There’s a partially finished commercial kitchen intended to support local food producers. A federal grant to pay for the remodel was recently cut, putting that project on hold.
Shelstad is confident she’ll find a way to make it happen, but maybe not this year. She said she gets calls from community leaders in other towns who’ve noticed what’s happening in Madison and want to reproduce it.

Shelstad thrives on the social interaction and exchange of ideas happening here, despite the long hours and the stress of juggling finances.
This work also serves as a healing balm for her grief.
“I don’t have time to feel sorry for myself,” she said. “It’s easy to kind of go inward, stay away from people after you have a loss in life. And I found that getting out there and being of service and just being with people and having people depend on me got me over that.”

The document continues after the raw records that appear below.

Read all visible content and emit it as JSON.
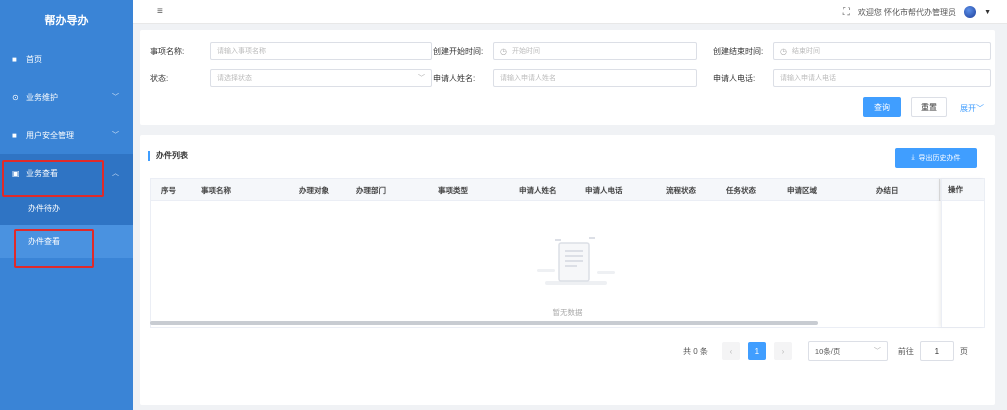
{
  "app": {
    "title": "帮办导办"
  },
  "sidebar": {
    "items": [
      {
        "label": "首页",
        "icon": "home-icon"
      },
      {
        "label": "业务维护",
        "icon": "settings-icon"
      },
      {
        "label": "用户安全管理",
        "icon": "user-shield-icon"
      },
      {
        "label": "业务查看",
        "icon": "document-icon"
      }
    ],
    "submenu": [
      {
        "label": "办件待办"
      },
      {
        "label": "办件查看"
      }
    ]
  },
  "header": {
    "menu_icon": "≡",
    "welcome": "欢迎您 怀化市帮代办管理员"
  },
  "search": {
    "fields": {
      "item_name": {
        "label": "事项名称:",
        "placeholder": "请输入事项名称"
      },
      "create_start": {
        "label": "创建开始时间:",
        "placeholder": "开始时间"
      },
      "create_end": {
        "label": "创建结束时间:",
        "placeholder": "结束时间"
      },
      "status": {
        "label": "状态:",
        "placeholder": "请选择状态"
      },
      "applicant_name": {
        "label": "申请人姓名:",
        "placeholder": "请输入申请人姓名"
      },
      "applicant_phone": {
        "label": "申请人电话:",
        "placeholder": "请输入申请人电话"
      }
    },
    "query_label": "查询",
    "reset_label": "重置",
    "expand_label": "展开"
  },
  "list": {
    "title": "办件列表",
    "export_label": "导出历史办件",
    "columns": [
      "序号",
      "事项名称",
      "办理对象",
      "办理部门",
      "事项类型",
      "申请人姓名",
      "申请人电话",
      "流程状态",
      "任务状态",
      "申请区域",
      "办结日"
    ],
    "fixed_column": "操作",
    "empty_text": "暂无数据"
  },
  "pagination": {
    "total": "共 0 条",
    "current_page": "1",
    "page_size": "10条/页",
    "goto_label": "前往",
    "goto_value": "1",
    "page_unit": "页"
  },
  "colors": {
    "sidebar": "#3a84d6",
    "primary": "#409eff",
    "highlight": "#e02a2a"
  }
}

She feels creating something that helps build community is a calling.
“I think when you have lived a life of service in the military, you don‘t know what to do with yourself afterwards,” she said.
“We swear an oath to the Constitution and the ideal that that is important,” she said.
“Now at this stage in life, I kind of swear an oath to my community that we’re going to continue moving forward and doing things that help our community thrive and grow and be a welcoming place for new people, while still being a place of comfort to the people who have always lived here.”